In recent congressional testimony, Koskinen admitted the emails were irretrievably gone; that the “backup tapes” had been erased; and Lerner’s hard drive was apparently destroyed in an aggressive act of recycling. With that settled, Koskinen expressed his “hope that the investigations … can be concluded in the very near future.”
It is a mix of arrogance and delusion that seems designed to incense Republicans. Koskinen had delayed informing Congress of the lost emails for months, even while assuring members they would be provided. “It was my decision that we complete the investigation,” he said, “so we could fully advise you as to what the situation was.” Translation from management-speak: We wanted to get our story straight before we advised you of anything. Koskinen complained about the breadth of subpoenas and the “piecemealing out” of information. Translation: We will provide you what we want when we want. “Every email,” Koskinen assured the House Ways and Means Committee, “has been preserved that we have.” Except the ones they don’t have — and somehow snuffed out, tied to an anvil and thrown into the ocean.
Democrats were left to complain about a Republican “witch hunt” — while Koskinen set up a caldron, added some eye of newt and toe of frog, and hailed the Thane of Cawdor.
To review: After President Barack Obama first blamed “two Dilberts in Washington,” an inspector general’s report found that high-level IRS officials in Washington were involved in directing additional scrutiny toward tea party groups seeking tax exemptions. Lerner admitted as much, before taking the Fifth Amendment to avoid testifying before the House Oversight Committee. The House of Representatives held her in contempt. And now the evidence of possible communications between Lerner and other agencies (including the White House) has gone missing under suspicious circumstances. It could be a regrettable series of rogue operations, IRS management failures and technical glitches. Or they could be taking us for fools.
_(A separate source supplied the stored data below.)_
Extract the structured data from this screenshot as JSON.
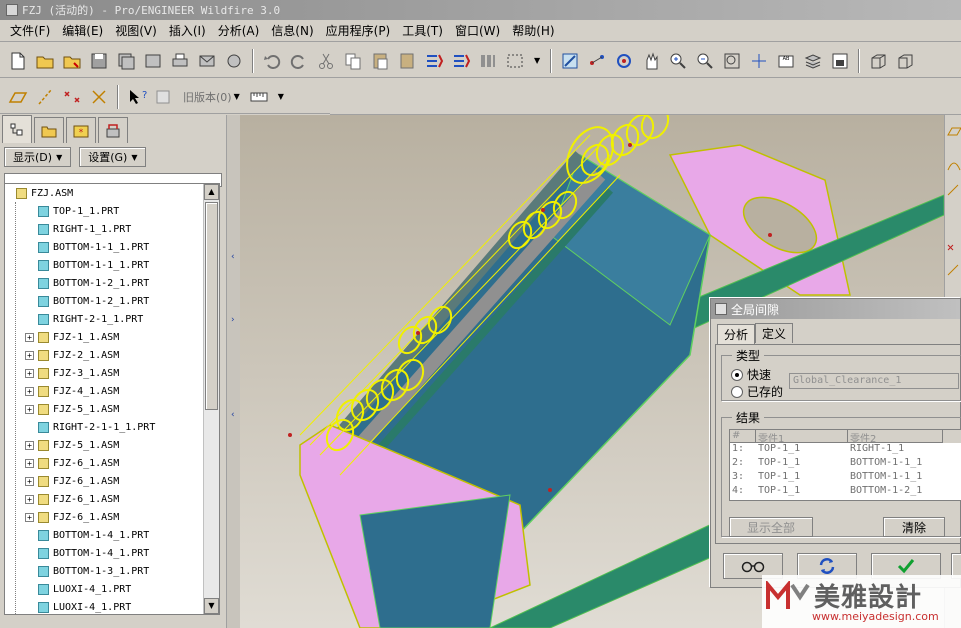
{
  "window": {
    "title": "FZJ (活动的) - Pro/ENGINEER Wildfire 3.0"
  },
  "menu": [
    "文件(F)",
    "编辑(E)",
    "视图(V)",
    "插入(I)",
    "分析(A)",
    "信息(N)",
    "应用程序(P)",
    "工具(T)",
    "窗口(W)",
    "帮助(H)"
  ],
  "toolbar2": {
    "version_dropdown": "旧版本(0)"
  },
  "navigator": {
    "show_button": "显示(D)",
    "settings_button": "设置(G)",
    "tree": [
      {
        "label": "FZJ.ASM",
        "type": "asm",
        "root": true,
        "expandable": false
      },
      {
        "label": "TOP-1_1.PRT",
        "type": "prt",
        "expandable": false
      },
      {
        "label": "RIGHT-1_1.PRT",
        "type": "prt",
        "expandable": false
      },
      {
        "label": "BOTTOM-1-1_1.PRT",
        "type": "prt",
        "expandable": false
      },
      {
        "label": "BOTTOM-1-1_1.PRT",
        "type": "prt",
        "expandable": false
      },
      {
        "label": "BOTTOM-1-2_1.PRT",
        "type": "prt",
        "expandable": false
      },
      {
        "label": "BOTTOM-1-2_1.PRT",
        "type": "prt",
        "expandable": false
      },
      {
        "label": "RIGHT-2-1_1.PRT",
        "type": "prt",
        "expandable": false
      },
      {
        "label": "FJZ-1_1.ASM",
        "type": "asm",
        "expandable": true
      },
      {
        "label": "FJZ-2_1.ASM",
        "type": "asm",
        "expandable": true
      },
      {
        "label": "FJZ-3_1.ASM",
        "type": "asm",
        "expandable": true
      },
      {
        "label": "FJZ-4_1.ASM",
        "type": "asm",
        "expandable": true
      },
      {
        "label": "FJZ-5_1.ASM",
        "type": "asm",
        "expandable": true
      },
      {
        "label": "RIGHT-2-1-1_1.PRT",
        "type": "prt",
        "expandable": false
      },
      {
        "label": "FJZ-5_1.ASM",
        "type": "asm",
        "expandable": true
      },
      {
        "label": "FJZ-6_1.ASM",
        "type": "asm",
        "expandable": true
      },
      {
        "label": "FJZ-6_1.ASM",
        "type": "asm",
        "expandable": true
      },
      {
        "label": "FJZ-6_1.ASM",
        "type": "asm",
        "expandable": true
      },
      {
        "label": "FJZ-6_1.ASM",
        "type": "asm",
        "expandable": true
      },
      {
        "label": "BOTTOM-1-4_1.PRT",
        "type": "prt",
        "expandable": false
      },
      {
        "label": "BOTTOM-1-4_1.PRT",
        "type": "prt",
        "expandable": false
      },
      {
        "label": "BOTTOM-1-3_1.PRT",
        "type": "prt",
        "expandable": false
      },
      {
        "label": "LUOXI-4_1.PRT",
        "type": "prt",
        "expandable": false
      },
      {
        "label": "LUOXI-4_1.PRT",
        "type": "prt",
        "expandable": false
      }
    ]
  },
  "dialog": {
    "title": "全局间隙",
    "tabs": [
      "分析",
      "定义"
    ],
    "type_group": "类型",
    "option_quick": "快速",
    "option_saved": "已存的",
    "saved_value": "Global_Clearance_1",
    "results_group": "结果",
    "columns": [
      "#",
      "零件1",
      "零件2"
    ],
    "rows": [
      {
        "n": "1:",
        "p1": "TOP-1_1",
        "p2": "RIGHT-1_1"
      },
      {
        "n": "2:",
        "p1": "TOP-1_1",
        "p2": "BOTTOM-1-1_1"
      },
      {
        "n": "3:",
        "p1": "TOP-1_1",
        "p2": "BOTTOM-1-1_1"
      },
      {
        "n": "4:",
        "p1": "TOP-1_1",
        "p2": "BOTTOM-1-2_1"
      }
    ],
    "show_all_button": "显示全部",
    "clear_button": "清除"
  },
  "watermark": {
    "brand": "美雅設計",
    "url": "www.meiyadesign.com"
  },
  "colors": {
    "model_teal": "#2e6e8e",
    "model_green": "#2a8a6a",
    "model_pink": "#e8a8e8",
    "highlight_yellow": "#f0f000",
    "background_top": "#b8b0a0",
    "background_bottom": "#e0dcd4"
  }
}
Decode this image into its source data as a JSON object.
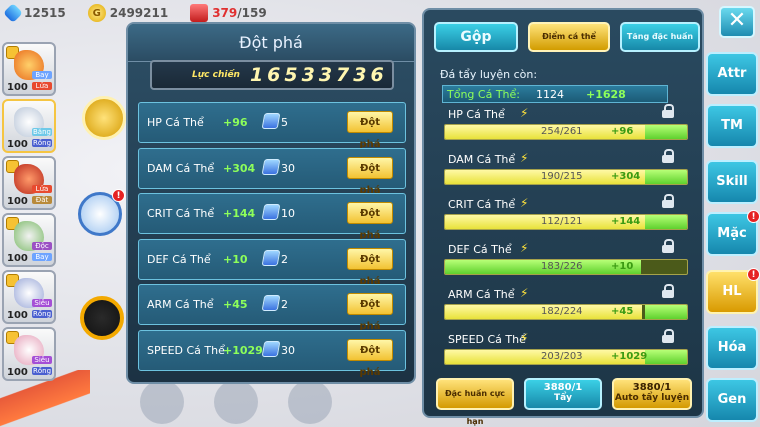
{
  "topbar": {
    "gems": "12515",
    "coins": "2499211",
    "energy_current": "379",
    "energy_max": "/159"
  },
  "pokemon_list": [
    {
      "level": "100",
      "tag1": "Bay",
      "tag2": "Lửa"
    },
    {
      "level": "100",
      "tag1": "Băng",
      "tag2": "Rồng"
    },
    {
      "level": "100",
      "tag1": "Lửa",
      "tag2": "Đất"
    },
    {
      "level": "100",
      "tag1": "Độc",
      "tag2": "Bay"
    },
    {
      "level": "100",
      "tag1": "Siêu",
      "tag2": "Rồng"
    },
    {
      "level": "100",
      "tag1": "Siêu",
      "tag2": "Rồng"
    }
  ],
  "left_panel": {
    "title": "Đột phá",
    "power_label": "Lực chiến",
    "power_value": "16533736",
    "button_label": "Đột phá",
    "rows": [
      {
        "stat": "HP Cá Thể",
        "plus": "+96",
        "count": "5"
      },
      {
        "stat": "DAM Cá Thể",
        "plus": "+304",
        "count": "30"
      },
      {
        "stat": "CRIT Cá Thể",
        "plus": "+144",
        "count": "10"
      },
      {
        "stat": "DEF Cá Thể",
        "plus": "+10",
        "count": "2"
      },
      {
        "stat": "ARM Cá Thể",
        "plus": "+45",
        "count": "2"
      },
      {
        "stat": "SPEED Cá Thể",
        "plus": "+1029",
        "count": "30"
      }
    ]
  },
  "right_panel": {
    "tabs": {
      "merge": "Gộp",
      "points": "Điểm cá thể",
      "special": "Tăng đặc huấn"
    },
    "remaining_label": "Đá tẩy luyện còn:",
    "total_label": "Tổng Cá Thể:",
    "total_value": "1124",
    "total_plus": "+1628",
    "stats": [
      {
        "name": "HP Cá Thể",
        "current": 254,
        "max": 261,
        "text": "254/261",
        "plus": "+96",
        "green": false
      },
      {
        "name": "DAM Cá Thể",
        "current": 190,
        "max": 215,
        "text": "190/215",
        "plus": "+304",
        "green": false
      },
      {
        "name": "CRIT Cá Thể",
        "current": 112,
        "max": 121,
        "text": "112/121",
        "plus": "+144",
        "green": false
      },
      {
        "name": "DEF Cá Thể",
        "current": 183,
        "max": 226,
        "text": "183/226",
        "plus": "+10",
        "green": true
      },
      {
        "name": "ARM Cá Thể",
        "current": 182,
        "max": 224,
        "text": "182/224",
        "plus": "+45",
        "green": false
      },
      {
        "name": "SPEED Cá Thể",
        "current": 203,
        "max": 203,
        "text": "203/203",
        "plus": "+1029",
        "green": false
      }
    ],
    "buttons": {
      "special_limit": "Đặc huấn cực hạn",
      "wash_count": "3880/1",
      "wash_label": "Tẩy",
      "auto_count": "3880/1",
      "auto_label": "Auto tẩy luyện"
    }
  },
  "side_tabs": [
    "Attr",
    "TM",
    "Skill",
    "Mặc",
    "HL",
    "Hóa",
    "Gen"
  ],
  "side_badge": "!",
  "close_label": "✕"
}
If there was any political motivation for this abuse of power, it is a form of corruption — the kind of thing Americans like to criticize in countries they regard as less developed. And the circumstantial evidence is strong. This wave of heightened IRS scrutiny came after Democratic senators, warning of possible abuses spawned by the Supreme Court’s Citizens United decision, demanded additional IRS scrutiny of nonprofit political groups. Because evidence of political influence is both plausible and circumstantial, a special counsel is needed to sort out the truth.
Why does this matter deserve heightened scrutiny from the rest of us? Because crimes against democracy are particularly insidious. Representative government involves a type of trade. As citizens, we cede power to public officials for important purposes that require centralized power: defending the country, imposing order, collecting taxes to promote the common good. In exchange, we expect public institutions to be evenhanded and disinterested. When the stewards of power — biased judges, or corrupt policemen, or politically motivated IRS officials — act unfairly, it undermines trust in the whole system.
Trust in the federal government declined dramatically since the 1960s. Some Americans are now predisposed to believe that their government — the product of their own choices, channeled by durable, admirable institutions — can’t be trusted with the collection of metadata, or with the use of drones (which might be employed by the president, according to Sen. Rand Paul, to kill citizens at cafes).
In the past, I’ve often criticized such attitudes as conspiratorial and destructive. A democracy needs respected, capable public institutions. No traditional conservative, in this sense, can be anti-government. We need government to do its job, to play its role and to justify the power and resources we properly cede to it. “Respect for its authority,” said George Washington, “compliance with its laws, acquiescence in its measures, are duties enjoined by the fundamental maxims of true liberty.”
But the IRS has managed to feed anti-government sentiments by inhabiting anti-government stereotypes. It has undermined respect for authority. And it doesn’t seem even to understand the damage it has done.